CASE NO. 3711 CRB-01-97-10

COMPENSATION REVIEW BOARD

WORKERS’ COMPENSATION COMMISSION

NOVEMBER 16, 1998

KENNETH SYPHERS

CLAIMANT-APPELLEE

v.

DEDICATED LOGISTIC SERVICE

EMPLOYER

and

CRUM AND FORSTER INSURANCE

INSURER

and

CRAWFORD & CO.

INSURER

RESPONDENTS-APPELLANTS

and

ROLLINS DCS

EMPLOYER

RESPONDENT-APPELLEE

APPEARANCES:

The claimant was represented by Douglas J. Williams, Esq., Boland, St. Onge & Brouillard, 211 Kennedy Drive, P.O. Box 550, Putnam, CT 06260.

The respondents Dedicated Logistics Service, Crawford & Company Insurance, and Crum & Forster Insurance were represented by James J. Moynihan, Esq., Montstream & May, 655 Winding Brook Drive, P.O. Box 1087, Glastonbury, CT 06033-6087.

The respondent Rollins DCS was represented by Thomas A. Virgulto, Esq., Mongillo, Insler & Virgulto, P.C., 26 Elm Street, New Haven, CT 06510.
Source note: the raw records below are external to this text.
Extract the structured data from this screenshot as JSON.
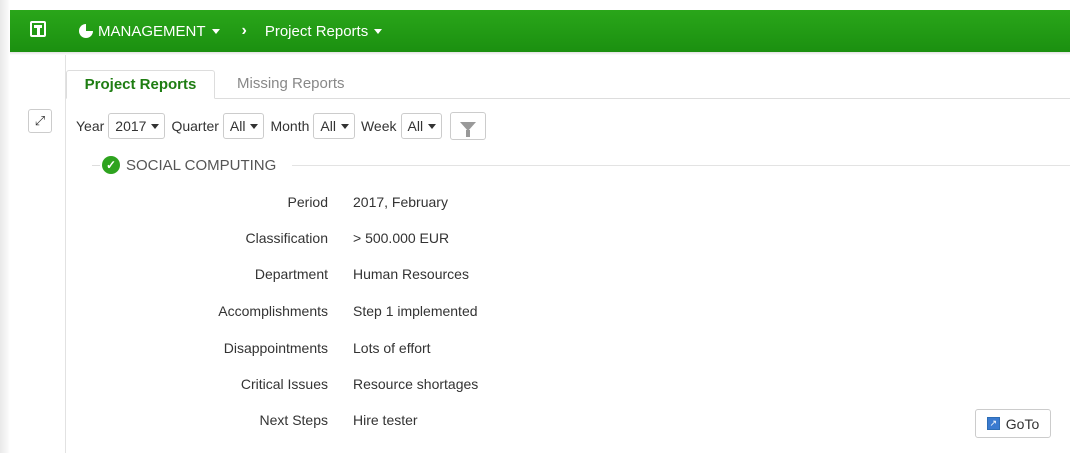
{
  "nav": {
    "management_label": "MANAGEMENT",
    "separator": "›",
    "project_reports_label": "Project Reports"
  },
  "tabs": [
    {
      "label": "Project Reports",
      "active": true
    },
    {
      "label": "Missing Reports",
      "active": false
    }
  ],
  "filters": {
    "year_label": "Year",
    "year_value": "2017",
    "quarter_label": "Quarter",
    "quarter_value": "All",
    "month_label": "Month",
    "month_value": "All",
    "week_label": "Week",
    "week_value": "All"
  },
  "section": {
    "title": "SOCIAL COMPUTING",
    "status_icon": "check-circle-icon"
  },
  "report": [
    {
      "label": "Period",
      "value": "2017, February"
    },
    {
      "label": "Classification",
      "value": "> 500.000 EUR"
    },
    {
      "label": "Department",
      "value": "Human Resources"
    },
    {
      "label": "Accomplishments",
      "value": "Step 1 implemented"
    },
    {
      "label": "Disappointments",
      "value": "Lots of effort"
    },
    {
      "label": "Critical Issues",
      "value": "Resource shortages"
    },
    {
      "label": "Next Steps",
      "value": "Hire tester"
    }
  ],
  "goto_label": "GoTo",
  "colors": {
    "topbar": "#1f9a14",
    "active_tab": "#1e7d12",
    "check": "#2ea31f"
  }
}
This Petition for Review from the October 17, 1997 Finding and Award of the Commissioner acting for the First District was heard May 8, 1998 before a Compensation Review Board panel consisting of the Commission Chairman Jesse M. Frankl and Commissioners Donald H. Doyle, Jr. and Michael S. Miles.

OPINION

JESSE M. FRANKL, CHAIRMAN. The respondents Dedicated Logistic Services (“DLS”), Crawford & Company, and Crum & Forster (hereinafter “respondent appellants”) have petitioned for review from the October 17, 1997 Finding and Award of the Commissioner acting for the First District. In that decision, the trial commissioner found that the respondents’ refusal to authorize surgery prevented the claimant from receiving necessary surgery for his compensable ankle injury, and concluded that said conduct constituted unreasonable delay. Each of the employers was ordered to pay a $1,000 fine, and attorney’s fees totaling $1,000 were ordered to be split evenly between the respondents. In support of their appeal, the respondent appellants contend that the trial commissioner erred in finding that there was undue delay pursuant to § 31-300.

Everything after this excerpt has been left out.